Cristina Melis interpreta in questo cast il personaggio più importante, la protagonista, Carmen: purtroppo la Melis, a parere di chi scrive, non è propriamente adatta a questo ruolo, né vocalmente né drammaturgicamente. Da una Carmen ci si aspetta una figura calda, ammaliante, sensuale, ma quello che arrivato in sala è stata invece una Carmen fredda, un po’ distaccata dalla parte, poco affascinante, molto costruita. Manca di omogeneità nella voce, che risulta poco profonda nel grave, e potente, quasi urlata, negli acuti. Una Carmen deve invece avere morbidezza nella voce, una buona estensione vocale, ma anche mostrare delle notevoli capacità drammatiche e seduttive al fine di ritrarre il carattere complesso del personaggio, oltre a essere in grado di muoversi in maniera convincente sul palco.
Il suo innamorato, che la ucciderà pur di non concederla ad altri, Andeka Gorrotxategui, alias Don José , ha avuto più di qualche clamorosa defaillance, e un livello canoro generale piuttosto scarso. Voce strana la sua, che non sapremmo come e dove classificare. In alcuni momenti vagamente lirica, in altri stimbrata, tanto da risultare un po’ trattenuta all’ “indietro” negli acuti. Pur essendo genuinamente spagnolo, gli manca quella nota sanguigna e mascolina tipicamente iberica.
Convincente la Micaela di Alessandra Marianelli, giovane artista promettente, di origini toscane, dotata di una voce aggraziata, ben utilizzata, accompagnata da una bella presenza scenica (adattissima per questa parte), che ha dato prova di eleganza nel bel canto, senza lasciare nulla al caso.

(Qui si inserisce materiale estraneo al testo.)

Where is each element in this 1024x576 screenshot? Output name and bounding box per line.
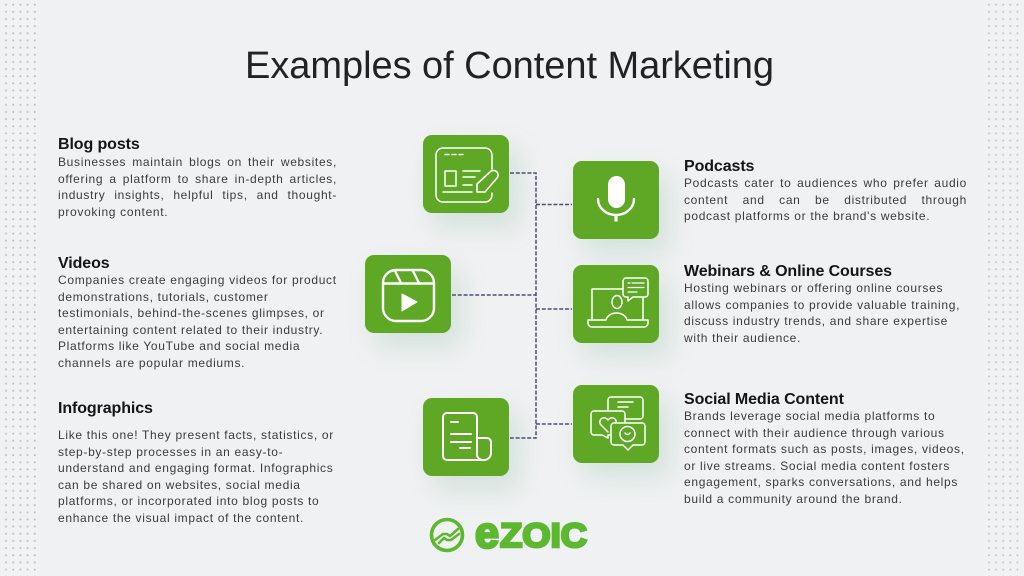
logo: ezoic: ZOIC: [500, 517, 587, 555]
body: Infographics: platforms, or incorporated into blog posts to: [58, 494, 319, 508]
body: Videos: entertaining content related to their industry.: [58, 322, 323, 336]
heading: Social Media Content: Social Media Content: [684, 391, 844, 408]
icon tile: microphone: [573, 161, 659, 239]
body: Social Media Content: connect with their audience through various: [684, 426, 945, 440]
body: Webinars: with their audience.: [684, 330, 801, 344]
body: Infographics: [58, 428, 334, 524]
body: Webinars: Hosting webinars or offering online courses: [684, 281, 943, 295]
heading: Podcasts: Podcasts: [684, 158, 754, 175]
body: Podcasts: content and can be distributed through: [684, 192, 967, 206]
heading: Infographics: Infographics: [58, 400, 153, 417]
heading: Videos: Videos: [58, 255, 110, 272]
body: Videos: Platforms like YouTube and social media: [58, 339, 300, 353]
icon tile: social media: [573, 385, 659, 463]
body: Blog posts: provoking content.: [58, 204, 168, 218]
body: Social Media Content: [684, 409, 965, 506]
body: Videos: testimonials, behind-the-scenes glimpses, or: [58, 306, 325, 320]
body: Blog posts: industry insights, helpful tips, and thought-: [58, 188, 337, 202]
body: Social Media Content: or live streams. Social media content fosters: [684, 458, 950, 472]
logo: ezoic: [430, 512, 588, 558]
body: Blog posts: Businesses maintain blogs on their websites,: [58, 155, 337, 169]
body: Webinars: discuss industry trends, and share expertise: [684, 314, 948, 328]
body: Infographics: step-by-step processes in an easy-to-: [58, 444, 283, 458]
title: Examples of Content Marketing: [245, 45, 774, 87]
body: Social Media Content: engagement, sparks conversations, and helps: [684, 475, 958, 489]
icon tile: infographic document: [423, 398, 509, 476]
body: Social Media Content: build a community around the brand.: [684, 492, 903, 506]
icon tile: blog article: [423, 135, 509, 213]
body: Videos: demonstrations, tutorials, customer: [58, 290, 269, 304]
body: Social Media Content: content formats such as posts, images, videos,: [684, 442, 965, 456]
body: Infographics: can be shared on websites, social media: [58, 478, 301, 492]
body: Podcasts: [684, 176, 967, 223]
body: Social Media Content: Brands leverage social media platforms to: [684, 409, 935, 423]
body: Infographics: enhance the visual impact of the content.: [58, 510, 304, 524]
body: Videos: Companies create engaging videos for product: [58, 273, 337, 287]
text block: Blog posts: [58, 136, 337, 218]
icon tile: webinar: [573, 265, 659, 343]
body: Videos: [58, 273, 337, 370]
heading: Webinars: Webinars & Online Courses: [684, 263, 892, 280]
body: Podcasts: podcast platforms or the brand's website.: [684, 209, 930, 223]
body: Videos: channels are popular mediums.: [58, 356, 245, 370]
body: Infographics: understand and engaging format. Infographics: [58, 461, 333, 475]
body: Blog posts: offering a platform to share in-depth articles,: [58, 172, 337, 186]
text block: Webinars: [684, 263, 960, 344]
text block: Social Media Content: [684, 391, 965, 506]
text block: Videos: [58, 255, 337, 370]
heading: Blog posts: Blog posts: [58, 136, 140, 153]
icon tile: video reel: [365, 255, 451, 333]
text block: Infographics: [58, 400, 334, 524]
text block: Podcasts: [684, 158, 967, 223]
body: Infographics: Like this one! They present facts, statistics, or: [58, 428, 334, 442]
body: Blog posts: [58, 155, 337, 218]
body: Webinars: allows companies to provide valuable training,: [684, 298, 960, 312]
body: Podcasts: Podcasts cater to audiences who prefer audio: [684, 176, 967, 190]
body: Webinars: [684, 281, 960, 344]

Buona l’interpretazione di Massimiliano Catellani (il tenente Zuniga), e dei contrabbandieri Maurizio Leoni e Paolo Antognetti (rispettivamente Le Dancaire e Le Remendado). Questi due ultimi hanno decisamente ben contribuito alla buona riuscita del quintetto “Nous avons en tête une affaire”.
Lo stesso dicasi per gli altri componenti del cast, Lucia Michelazzo (una venditrice di arance), Gabriele Spina (uno zingaro) e Alessandro Ciardini (Lillas Pastia).

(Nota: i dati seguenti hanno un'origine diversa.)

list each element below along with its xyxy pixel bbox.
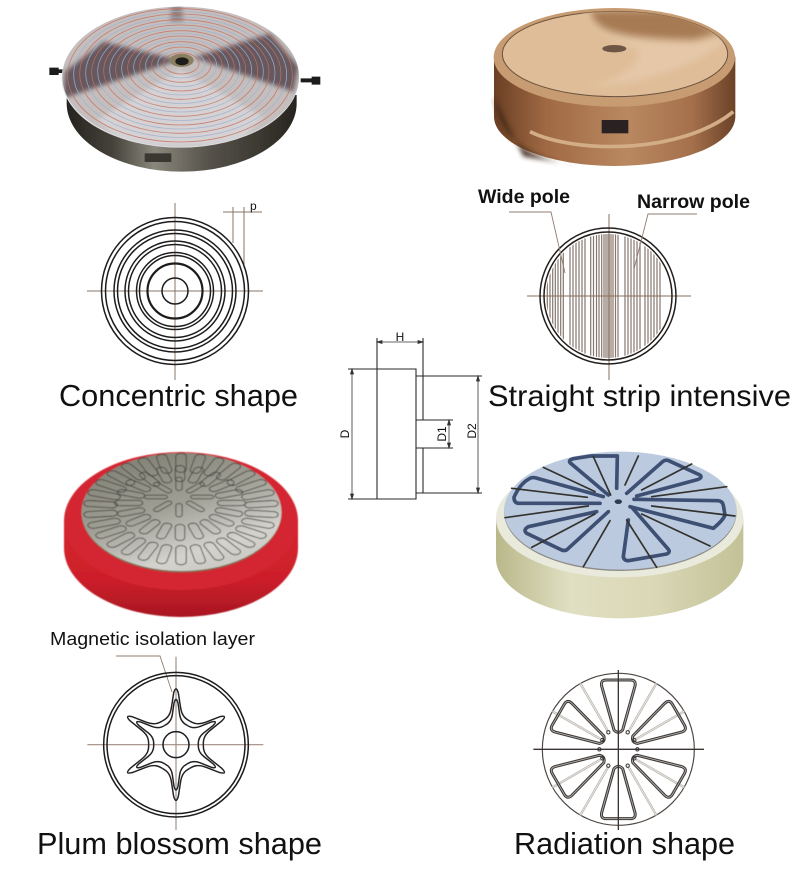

Potente e preciso il coro del teatro, fondamentale in quest’opera, diretto da Andrea Faidutti
Un plauso al direttore d’orchestra Frédéric Chaslin per l’eccellente orchestrazione. Una direzione, la sua, molto sicura, che lo ha portato a dirigere quest’opera a memoria senza partitura, cosa molto rara e complicata, avendo anche i cantanti da condurre e non solo gli orchestrali.
Il pubblico in sala è risultato un po’ diviso nel giudizio; da una parte calorosi applausi e ovazioni, dall’altra abbiamo notato molte braccia incrociate ed espressioni un po’ perplesse. Di sicuro una Carmen non entusiasmante, ma considerate le difficoltà economiche in cui versa il mondo della lirica, tutto sommato un esperimento lodevole da parte del teatro che ha interamente auto prodotto quest’opera in cartellone.
Ci resta solo un piccolo quesito in testa: chissà se sarebbe stato d’accordo l’autore, G.Bizet, nel vedere il proprio nome storpiato (Biz-Jet) in un infelice gioco di parole nella parodia del nome di una compagnia aerea sulla coda di un velivolo?